Landesverein Badische Heimat e.V.

Dossier: Kunstausstellungen im Land und in der Nachbarschaft

Leuchtende Beispiele

Staatliche Kunsthalle Karlsruhe
12. September bis 15. November 2009

Die Ausstellung „Leuchtende Beispiele. Zeichnungen für Glasgemälde aus Renaissance und Manierismus“ widmet sich einer Zeichnungsgattung, die bisher selten im Fokus des kunsthistorischen Interesses stand: der Vorzeichnung für kleinformatige Glasgemälde, auch Scheibenriss genannt. Mit über 1000 Blatt gehört der Bestand der Staatlichen Kunsthalle Karlsruhe zu den umfangreichsten Sammlungen an Scheibenrissen weltweit. Im Rahmen eines Forschungsprojekts der Deutschen Forschungsgemeinschaft (DFG) wurde diese Sammlung von 2006 bis 2008 erstmals wissenschaftlich bearbeitet und katalogisiert. Als Finale des Projekts zeigt die Ausstellung nun rund 100 Zeichnungen, bei denen es sich um die Highlights der Karlsruher Scheibenriss-Sammlung handelt. Sie werden durch eine kleine Auswahl an Glasgemälden ergänzt, welche die ursprüngliche Funktion der Zeichnungen als Entwürfe veranschaulichen.

Im 16. und zu Beginn des 17. Jahrhunderts erlebte die Glasmalerei in den Niederlanden, in Süddeutschland, im Elsass und in der Schweiz eine große Blüte.

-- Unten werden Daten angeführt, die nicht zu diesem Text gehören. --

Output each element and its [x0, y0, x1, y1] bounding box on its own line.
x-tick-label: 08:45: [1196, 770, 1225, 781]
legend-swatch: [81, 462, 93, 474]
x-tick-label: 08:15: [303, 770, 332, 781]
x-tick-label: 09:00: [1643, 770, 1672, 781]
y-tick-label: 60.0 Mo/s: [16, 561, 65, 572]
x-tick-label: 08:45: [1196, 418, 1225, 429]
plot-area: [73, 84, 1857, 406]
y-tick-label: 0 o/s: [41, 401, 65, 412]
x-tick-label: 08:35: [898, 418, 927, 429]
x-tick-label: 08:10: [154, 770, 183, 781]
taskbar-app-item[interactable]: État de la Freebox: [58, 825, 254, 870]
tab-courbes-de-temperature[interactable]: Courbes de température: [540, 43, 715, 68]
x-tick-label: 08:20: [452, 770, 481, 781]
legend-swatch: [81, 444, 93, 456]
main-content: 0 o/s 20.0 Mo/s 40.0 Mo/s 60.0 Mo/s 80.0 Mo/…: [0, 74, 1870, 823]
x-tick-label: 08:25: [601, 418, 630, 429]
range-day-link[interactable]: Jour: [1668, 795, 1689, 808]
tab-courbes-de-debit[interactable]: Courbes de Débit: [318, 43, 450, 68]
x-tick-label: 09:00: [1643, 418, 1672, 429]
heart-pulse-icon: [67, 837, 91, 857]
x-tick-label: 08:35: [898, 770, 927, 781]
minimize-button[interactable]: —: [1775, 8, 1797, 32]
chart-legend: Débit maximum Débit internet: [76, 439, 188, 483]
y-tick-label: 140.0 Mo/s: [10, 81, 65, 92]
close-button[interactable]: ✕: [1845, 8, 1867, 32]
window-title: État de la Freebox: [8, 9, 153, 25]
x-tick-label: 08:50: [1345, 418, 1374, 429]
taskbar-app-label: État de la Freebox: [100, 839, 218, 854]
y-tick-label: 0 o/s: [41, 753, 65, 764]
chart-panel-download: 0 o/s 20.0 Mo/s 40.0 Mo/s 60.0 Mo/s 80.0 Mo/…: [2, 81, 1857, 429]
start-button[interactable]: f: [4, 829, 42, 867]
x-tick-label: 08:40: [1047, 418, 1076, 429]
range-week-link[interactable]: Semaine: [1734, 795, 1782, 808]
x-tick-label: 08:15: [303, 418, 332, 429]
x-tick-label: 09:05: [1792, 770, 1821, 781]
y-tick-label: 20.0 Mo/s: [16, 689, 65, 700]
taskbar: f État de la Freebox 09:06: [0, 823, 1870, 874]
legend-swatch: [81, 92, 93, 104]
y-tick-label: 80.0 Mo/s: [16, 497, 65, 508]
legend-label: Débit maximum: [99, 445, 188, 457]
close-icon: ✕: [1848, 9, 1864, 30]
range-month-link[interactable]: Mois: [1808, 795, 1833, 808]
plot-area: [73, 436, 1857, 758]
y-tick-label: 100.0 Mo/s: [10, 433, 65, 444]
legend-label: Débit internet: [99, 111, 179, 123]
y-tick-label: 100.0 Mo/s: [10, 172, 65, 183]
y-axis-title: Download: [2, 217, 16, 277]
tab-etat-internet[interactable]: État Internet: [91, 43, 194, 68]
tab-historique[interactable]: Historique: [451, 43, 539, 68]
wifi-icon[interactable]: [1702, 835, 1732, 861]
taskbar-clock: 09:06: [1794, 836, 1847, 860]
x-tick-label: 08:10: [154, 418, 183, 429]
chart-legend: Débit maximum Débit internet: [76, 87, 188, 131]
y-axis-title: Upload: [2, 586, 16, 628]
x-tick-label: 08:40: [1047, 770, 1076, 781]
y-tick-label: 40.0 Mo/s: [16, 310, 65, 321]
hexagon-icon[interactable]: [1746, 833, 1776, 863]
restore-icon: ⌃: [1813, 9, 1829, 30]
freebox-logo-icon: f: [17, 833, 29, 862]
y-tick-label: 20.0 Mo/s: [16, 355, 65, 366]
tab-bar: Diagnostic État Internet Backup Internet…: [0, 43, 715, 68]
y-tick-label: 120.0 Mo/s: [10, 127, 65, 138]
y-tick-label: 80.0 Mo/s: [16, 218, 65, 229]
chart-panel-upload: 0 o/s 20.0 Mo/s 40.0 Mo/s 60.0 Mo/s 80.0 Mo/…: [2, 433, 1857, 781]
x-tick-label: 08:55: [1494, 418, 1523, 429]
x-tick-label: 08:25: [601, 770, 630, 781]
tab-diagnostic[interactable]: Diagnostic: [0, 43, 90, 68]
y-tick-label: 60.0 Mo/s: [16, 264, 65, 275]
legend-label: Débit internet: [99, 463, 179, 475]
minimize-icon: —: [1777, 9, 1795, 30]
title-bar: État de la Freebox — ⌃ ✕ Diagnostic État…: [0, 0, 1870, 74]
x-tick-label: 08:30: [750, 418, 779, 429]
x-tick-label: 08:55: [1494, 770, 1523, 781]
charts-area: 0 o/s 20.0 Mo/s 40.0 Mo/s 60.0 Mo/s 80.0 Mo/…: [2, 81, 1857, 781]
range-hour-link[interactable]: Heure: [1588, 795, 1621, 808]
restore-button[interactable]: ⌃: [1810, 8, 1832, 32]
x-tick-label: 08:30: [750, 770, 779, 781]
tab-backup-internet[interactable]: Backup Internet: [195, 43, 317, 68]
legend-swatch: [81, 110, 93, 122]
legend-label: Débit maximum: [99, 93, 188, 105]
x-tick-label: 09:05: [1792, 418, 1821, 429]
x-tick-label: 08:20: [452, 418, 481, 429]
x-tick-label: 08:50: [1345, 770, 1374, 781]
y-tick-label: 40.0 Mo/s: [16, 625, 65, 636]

Zahlreiche bedeutende Zeichner der Zeit – allen voran Albrecht Dürer, Hans Baldung, Tobias Stimmer und Christoph Murer – waren auch als Entwerfer für Glasgemälde tätig. Eine Ursache für diesen Aufschwung war der Brauch, sich gegenseitig kleine Glasbilder zu stiften, um Bündnisse, Ehe-Allianzen oder Freundschaften anzuzeigen. Während sich von den empfindlichen Glasbildern nur wenige erhalten haben, existiert auch heute noch eine große Anzahl an Vorzeichnungen, die eine Vorstellung von der reichen Vielfalt der einstigen Glasgemälde vermitteln. Die Bandbreite der Werke reicht dabei von lavierten Federzeichnungen bis zu linearen Umrisszeichnungen, von Detailstudien bis zu kompletten Arbeitsvorlagen.
Das Konvolut von Scheibenrissen zählt zu den ältesten Sammlungsbeständen der Kunsthalle. Sie wurden vermutlich durch Markgraf Friedrich V. von Baden-Durlach (1594–1659) während seines Straßburger Exils in den 1630er Jahren erworben. Wahrscheinlich stammen die Zeichnungen aus einer Glasmaler-Werkstatt, wo sie gesammelt und als Vorlagenfundus verwendet wurden.

Die Darstellungen auf den Vorzeichnungen der Glasgemälde sind vielfältig: Ein wichtiges Motiv war das Wappen des Stifters, das durch Szenen aus Alltag und Handwerk sowie durch Heiligendarstellungen ergänzt wird. Besonders beliebt waren außerdem moralisierende Allegorien und Exempla – jene „leuchtenden Beispiele“, die die Menschen zu einem tugendhaften Leben anhalten sollten. In den dargestellten Szenen spiegeln sich also gesellschaftliche Ideale und alltägliches Leben gleichermaßen wider.

„Leuchtende Beispiele“ ist die erste umfassende Ausstellung über diese besondere Gattung der Zeichenkunst in Deutschland. Sie gibt einen Einblick in die Entwicklung der Zeichnungen und Glasgemälde in ihrer Blütezeit vom Ende des 15. bis zum Beginn des 17. Jahrhunderts. Glanzstücke der Ausstellung stammen aus dem Umkreis von Hans Baldung und Hans Holbein d. J. sowie von Tobias Stimmer und Christoph Murer. Die Ausstellung bietet außerdem die seltene Möglichkeit, die üblicherweise voneinander getrennt aufbewahrten Entwürfe und ausgeführten Glasbilder nebeneinander zu studieren.